Microsoft lands a winning SSL VPN in Whale
Internet Access Gateway 2007 allows secure access with plenty of app support
SSL VPNs provide access to all the enterprise applications that fat client methods do, including Web- and TCP-based apps; they also provide network-level access such as that found in IPSec VPN clients. SSL VPNs don't require a permanently installed client program to allow users to connect. Instead users connect to the corporate network via their Web browser and if a special "helper" program is necessary for access, it is downloaded on-demand to the remote user and destroyed on disconnect.

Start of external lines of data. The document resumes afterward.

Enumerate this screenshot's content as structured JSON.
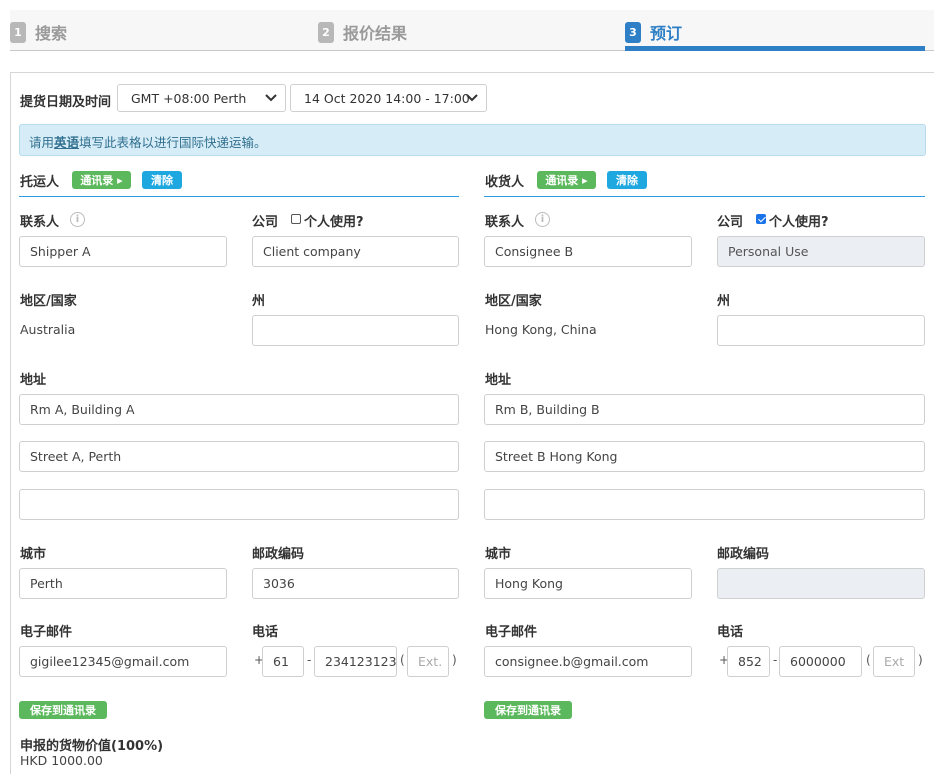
{
  "steps": [
    {
      "num": "1",
      "label": "搜索"
    },
    {
      "num": "2",
      "label": "报价结果"
    },
    {
      "num": "3",
      "label": "预订"
    }
  ],
  "pickup": {
    "label": "提货日期及时间",
    "timezone": "GMT +08:00 Perth",
    "datetime": "14 Oct 2020 14:00 - 17:00"
  },
  "notice": {
    "prefix": "请用",
    "emphasis": "英语",
    "suffix": "填写此表格以进行国际快递运输。"
  },
  "shipper": {
    "title": "托运人",
    "contacts_btn": "通讯录 ▸",
    "clear_btn": "清除",
    "contact_label": "联系人",
    "contact_value": "Shipper A",
    "company_label": "公司",
    "personal_label": "个人使用?",
    "company_value": "Client company",
    "region_label": "地区/国家",
    "region_value": "Australia",
    "state_label": "州",
    "state_value": "",
    "address_label": "地址",
    "address1": "Rm A, Building A",
    "address2": "Street A, Perth",
    "address3": "",
    "city_label": "城市",
    "city_value": "Perth",
    "postal_label": "邮政编码",
    "postal_value": "3036",
    "email_label": "电子邮件",
    "email_value": "gigilee12345@gmail.com",
    "phone_label": "电话",
    "phone_plus": "+",
    "phone_code": "61",
    "phone_dash": "-",
    "phone_number": "234123123",
    "ext_open": "(",
    "ext_placeholder": "Ext.",
    "ext_close": ")",
    "save_btn": "保存到通讯录"
  },
  "consignee": {
    "title": "收货人",
    "contacts_btn": "通讯录 ▸",
    "clear_btn": "清除",
    "contact_label": "联系人",
    "contact_value": "Consignee B",
    "company_label": "公司",
    "personal_label": "个人使用?",
    "company_value": "Personal Use",
    "region_label": "地区/国家",
    "region_value": "Hong Kong, China",
    "state_label": "州",
    "state_value": "",
    "address_label": "地址",
    "address1": "Rm B, Building B",
    "address2": "Street B Hong Kong",
    "address3": "",
    "city_label": "城市",
    "city_value": "Hong Kong",
    "postal_label": "邮政编码",
    "postal_value": "",
    "email_label": "电子邮件",
    "email_value": "consignee.b@gmail.com",
    "phone_label": "电话",
    "phone_plus": "+",
    "phone_code": "852",
    "phone_dash": "-",
    "phone_number": "6000000",
    "ext_open": "(",
    "ext_placeholder": "Ext",
    "ext_close": ")",
    "save_btn": "保存到通讯录"
  },
  "declared": {
    "label": "申报的货物价值(100%)",
    "value": "HKD 1000.00"
  },
  "colors": {
    "accent": "#2e7fc6",
    "green": "#5cb85c",
    "cyan": "#1fa8e0",
    "notice_bg": "#d6ecf7"
  }
}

Not one to be left out of an emerging technology space, Microsoft is now shipping IAG (Internet Application Gateway) 2007, an SSL VPN solution based on technology acquired from Whale Communications in 2006. IAG allows admins to explicitly define the who, what, and when of remote access: who can access what particular resource, and when the resource is available. Not only that, but IAG uses application-specific rule sets to monitor an application's behavior to make sure the users' level of access meets the current security policy. End point inspection is built in, and the client allows does a good job of determining the trust level of a specific remote device.
A Whale of a VPN
Only available as part of an appliance bundle, IAG sits on top of Microsoft ISA (Internet Security and Acceleration) Server, adding a full-featured firewall and threat management platform into the mix. My test unit was provided to me by Celestix. The WSA (Whale Security Appliance) 4000 comes with six Gigabit Ethernet ports and is recommended for as many as 2,500 concurrent users.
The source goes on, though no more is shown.